Maka perbuatan mencela dan tidak menghormati ayah atau ibu orang lain dianggap sama dengan mencela kedua orang tua sendiri. Sebaliknya tentu menghormati dan menghargai orang tua dari teman dan saudara kita itu sama dengan menghormati kedua orang tua sendiri.
𝗛𝗼𝗿𝗺𝗮𝘁𝗶 𝗼𝗿𝗮𝗻𝗴 𝘁𝘂𝗮𝗻𝘆𝗮 𝗯𝗮𝗴𝗮𝗶𝗸𝗮𝗻 𝗼𝗿𝗮𝗻𝗴 𝘁𝘂𝗮 𝘀𝗲𝗻𝗱𝗶𝗿𝗶
Sebagai bentuk pertemanan dan ukhuwwah yang baik maka kita dianjurkan menghormati orang tua dari teman atau saudara kita. Perlakukan dan tempatkan mereka seperti kita memperlakukan ayah dan ibu sendiri. Bila kita bersilaturrahim ke rumah teman atau ikhwah, maka sapalah ayah dan ibunya dengan baik dan penuh hormat.
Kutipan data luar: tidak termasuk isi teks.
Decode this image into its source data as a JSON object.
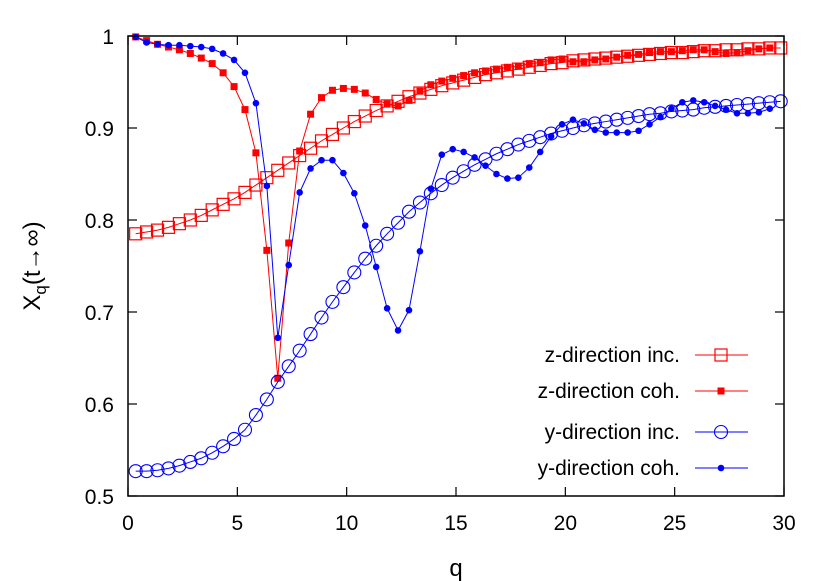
{
  "chart_data": {
    "type": "line",
    "title": "",
    "xlabel": "q",
    "ylabel_main": "X",
    "ylabel_sub": "q",
    "ylabel_rest": "(t→∞)",
    "xlim": [
      0,
      30
    ],
    "ylim": [
      0.5,
      1
    ],
    "xticks": [
      "0",
      "5",
      "10",
      "15",
      "20",
      "25",
      "30"
    ],
    "yticks": [
      "0.5",
      "0.6",
      "0.7",
      "0.8",
      "0.9",
      "1"
    ],
    "grid": false,
    "legend_position": "bottom-right",
    "q_start": 0.35,
    "q_step": 0.5,
    "series": [
      {
        "name": "z-direction inc.",
        "color": "#ff0000",
        "marker": "open-square",
        "values": [
          0.785,
          0.787,
          0.789,
          0.792,
          0.796,
          0.8,
          0.805,
          0.811,
          0.817,
          0.823,
          0.83,
          0.838,
          0.846,
          0.854,
          0.862,
          0.87,
          0.878,
          0.886,
          0.893,
          0.9,
          0.907,
          0.913,
          0.919,
          0.924,
          0.929,
          0.934,
          0.938,
          0.942,
          0.946,
          0.949,
          0.952,
          0.955,
          0.958,
          0.96,
          0.962,
          0.964,
          0.966,
          0.968,
          0.97,
          0.971,
          0.973,
          0.974,
          0.975,
          0.976,
          0.977,
          0.978,
          0.979,
          0.98,
          0.981,
          0.982,
          0.982,
          0.983,
          0.984,
          0.984,
          0.985,
          0.985,
          0.986,
          0.986,
          0.987,
          0.987
        ]
      },
      {
        "name": "z-direction coh.",
        "color": "#ff0000",
        "marker": "filled-square",
        "values": [
          0.999,
          0.995,
          0.991,
          0.988,
          0.985,
          0.981,
          0.976,
          0.97,
          0.96,
          0.945,
          0.92,
          0.873,
          0.767,
          0.628,
          0.775,
          0.875,
          0.915,
          0.933,
          0.941,
          0.943,
          0.942,
          0.938,
          0.931,
          0.926,
          0.924,
          0.93,
          0.94,
          0.947,
          0.951,
          0.954,
          0.957,
          0.96,
          0.962,
          0.964,
          0.966,
          0.967,
          0.97,
          0.971,
          0.974,
          0.975,
          0.972,
          0.972,
          0.974,
          0.975,
          0.977,
          0.979,
          0.98,
          0.982,
          0.983,
          0.983,
          0.984,
          0.985,
          0.985,
          0.983,
          0.981,
          0.982,
          0.984,
          0.986,
          0.987
        ]
      },
      {
        "name": "y-direction inc.",
        "color": "#0000ff",
        "marker": "open-circle",
        "values": [
          0.527,
          0.527,
          0.528,
          0.53,
          0.533,
          0.537,
          0.541,
          0.547,
          0.554,
          0.562,
          0.572,
          0.588,
          0.605,
          0.624,
          0.641,
          0.658,
          0.676,
          0.694,
          0.711,
          0.727,
          0.743,
          0.758,
          0.772,
          0.785,
          0.797,
          0.809,
          0.819,
          0.829,
          0.838,
          0.846,
          0.853,
          0.86,
          0.866,
          0.872,
          0.877,
          0.882,
          0.886,
          0.89,
          0.894,
          0.897,
          0.9,
          0.903,
          0.905,
          0.907,
          0.909,
          0.911,
          0.913,
          0.915,
          0.916,
          0.918,
          0.919,
          0.92,
          0.922,
          0.923,
          0.924,
          0.925,
          0.926,
          0.927,
          0.928,
          0.929
        ]
      },
      {
        "name": "y-direction coh.",
        "color": "#0000ff",
        "marker": "filled-circle",
        "values": [
          0.999,
          0.993,
          0.991,
          0.99,
          0.99,
          0.989,
          0.988,
          0.986,
          0.981,
          0.974,
          0.96,
          0.927,
          0.837,
          0.672,
          0.751,
          0.83,
          0.856,
          0.865,
          0.865,
          0.851,
          0.829,
          0.794,
          0.749,
          0.704,
          0.68,
          0.702,
          0.766,
          0.834,
          0.871,
          0.877,
          0.874,
          0.868,
          0.859,
          0.85,
          0.845,
          0.846,
          0.857,
          0.874,
          0.891,
          0.904,
          0.909,
          0.905,
          0.898,
          0.895,
          0.895,
          0.895,
          0.897,
          0.904,
          0.912,
          0.921,
          0.928,
          0.93,
          0.928,
          0.924,
          0.92,
          0.916,
          0.916,
          0.917,
          0.921
        ]
      }
    ]
  }
}
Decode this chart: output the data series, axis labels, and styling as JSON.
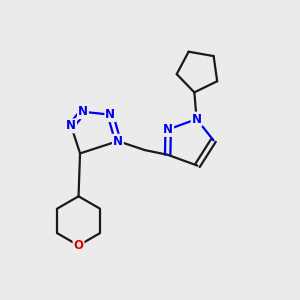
{
  "bg_color": "#ebebeb",
  "bond_color": "#1a1a1a",
  "N_color": "#0000ee",
  "O_color": "#dd0000",
  "lw": 1.6,
  "fs": 8.5,
  "xlim": [
    0,
    10
  ],
  "ylim": [
    0,
    10
  ]
}
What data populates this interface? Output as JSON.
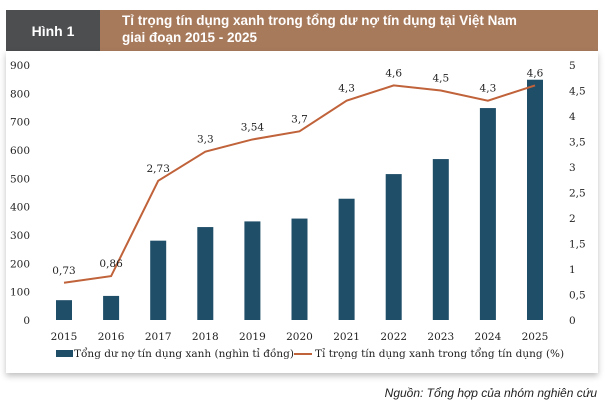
{
  "header": {
    "figure_label": "Hình 1",
    "title_line1": "Tỉ trọng tín dụng xanh trong tổng dư nợ tín dụng tại Việt Nam",
    "title_line2": "giai đoạn 2015 - 2025"
  },
  "source": "Nguồn: Tổng hợp của nhóm nghiên cứu",
  "chart_data": {
    "type": "bar+line",
    "categories": [
      "2015",
      "2016",
      "2017",
      "2018",
      "2019",
      "2020",
      "2021",
      "2022",
      "2023",
      "2024",
      "2025"
    ],
    "series": [
      {
        "name": "Tổng dư nợ tín dụng xanh (nghìn tỉ đồng)",
        "type": "bar",
        "axis": "left",
        "color": "#1f4e69",
        "values": [
          70,
          85,
          280,
          328,
          348,
          358,
          428,
          515,
          568,
          748,
          848
        ]
      },
      {
        "name": "Tỉ trọng tín dụng xanh trong tổng tín dụng (%)",
        "type": "line",
        "axis": "right",
        "color": "#c0623a",
        "values": [
          0.73,
          0.86,
          2.73,
          3.3,
          3.54,
          3.7,
          4.3,
          4.6,
          4.5,
          4.3,
          4.6
        ],
        "labels": [
          "0,73",
          "0,86",
          "2,73",
          "3,3",
          "3,54",
          "3,7",
          "4,3",
          "4,6",
          "4,5",
          "4,3",
          "4,6"
        ]
      }
    ],
    "ylim_left": [
      0,
      900
    ],
    "yticks_left": [
      "0",
      "100",
      "200",
      "300",
      "400",
      "500",
      "600",
      "700",
      "800",
      "900"
    ],
    "ylim_right": [
      0,
      5
    ],
    "yticks_right": [
      "0",
      "0,5",
      "1",
      "1,5",
      "2",
      "2,5",
      "3",
      "3,5",
      "4",
      "4,5",
      "5"
    ],
    "grid": false,
    "legend": "bottom"
  }
}
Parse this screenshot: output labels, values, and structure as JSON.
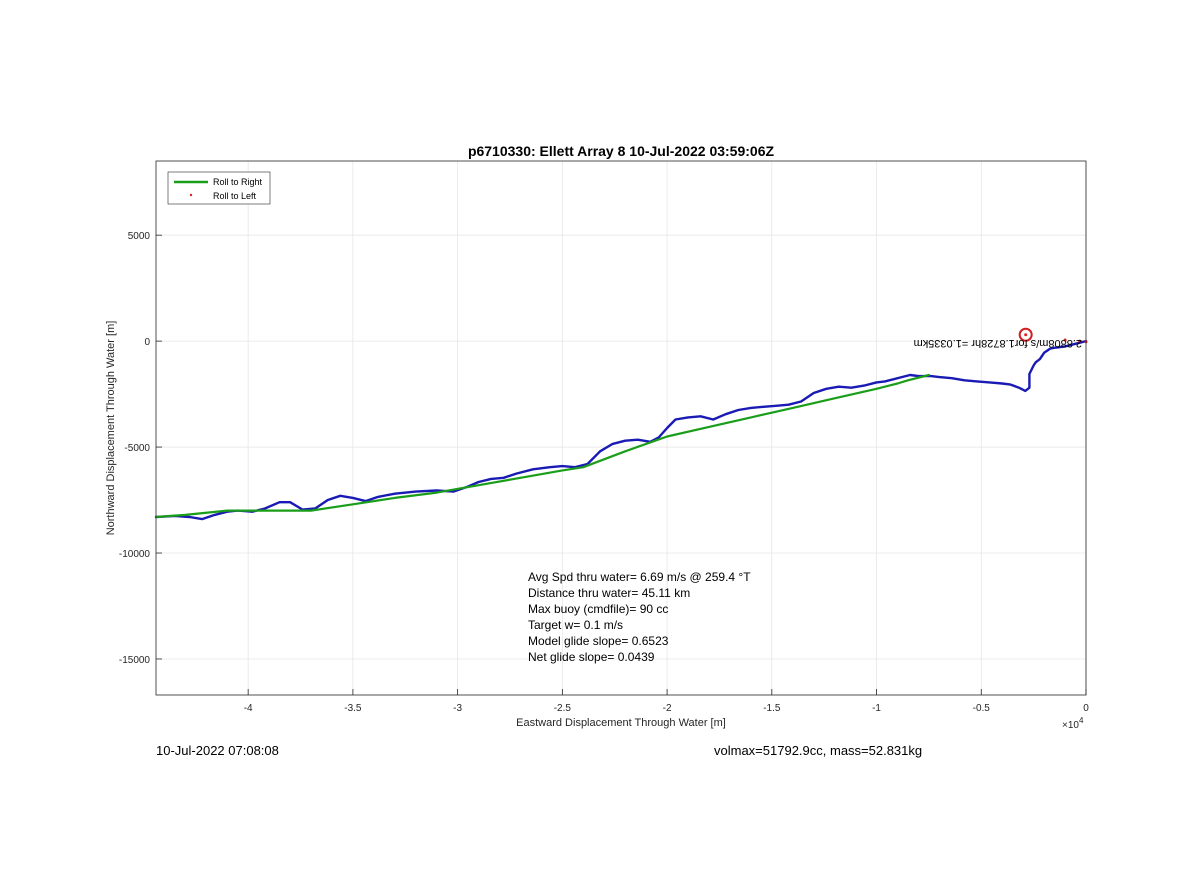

Jangan kita hanya sibuk dan akrab dengan anaknya saja. Lalu kita abai dengan ayah atau ibunya. Seolah-olah mereka dianggap tidak ada di rumah itu. Padahal merekalah tuan rumah dan penguasanya. Dan seandainya ayah dan ibu kita yang dicuekki oleh teman kita, pastilah kita juga akan merasa tersinggung. Sesungguhnya menghormati orang yang lebih tua sudah menjadi akhlak bagi seorang mukmin, apalagi kalau itu adalah orang tua dari teman dekat kita sendiri. Rasulullah Saw bersabda:
لَيْسَ مِنَّا مَنْ لَمْ يَرْحَمْ صَغِيرَنَا وَيُوَقِّرْ كَبِيرَنَا. (رواه الترميذي).
Artinya: "Bukan golongan kami orang yang tidak menyayangi yang lebih muda atau tidak menghormati yang lebih tua." (HR. at-Tirmidzi no. 1842 dari shahabat Anas bin Malik)
𝗥𝗮𝘀𝘂𝗹𝘂𝗹𝗹𝗮𝗵 𝗺𝗲𝗻𝗴𝗵𝗼𝗿𝗺𝗮𝘁𝗶 𝗼𝗿𝗮𝗻𝗴 𝘁𝘂𝗮 𝗭𝗮𝗶𝗱 𝗯𝗶𝗻 𝗛𝗮𝗿𝗶𝘁𝘀𝗮𝗵
Zaid bin Haritsah adalah salah satu sahabat Nabi yang mulia. Beliau satu-satunya sahabat yang namanya tercantum di dalam Al Quran, yaitu di surat Al Ahzab tentang pernikahan dengan zainab. Beliau adalah sahabat kesayangan Rasulullah dan anak kandungnya (Usamah bin Ziad) juga sahabat kesayangannya.
Awal Zaid bin Haritsa ini adalah seorang budak. Hal itu karena dulu waktu kecil, ia dan ibunya dirampok oleh penyamun dan dijual di pasar budak. Kemudian Zaid ini dibeli oleh Khadijah binti Khuwailid. Setelah menikah dengan Rasulullah Saw, Khadijah menghadiahkan Zaid kepada Rasulullah Saw. Dan Rasulpun kemudian memerdekakannya. Namun setlah merdeka, Zaid tetap bersama Rasulullah Saw melayaninya dan mendampinginya.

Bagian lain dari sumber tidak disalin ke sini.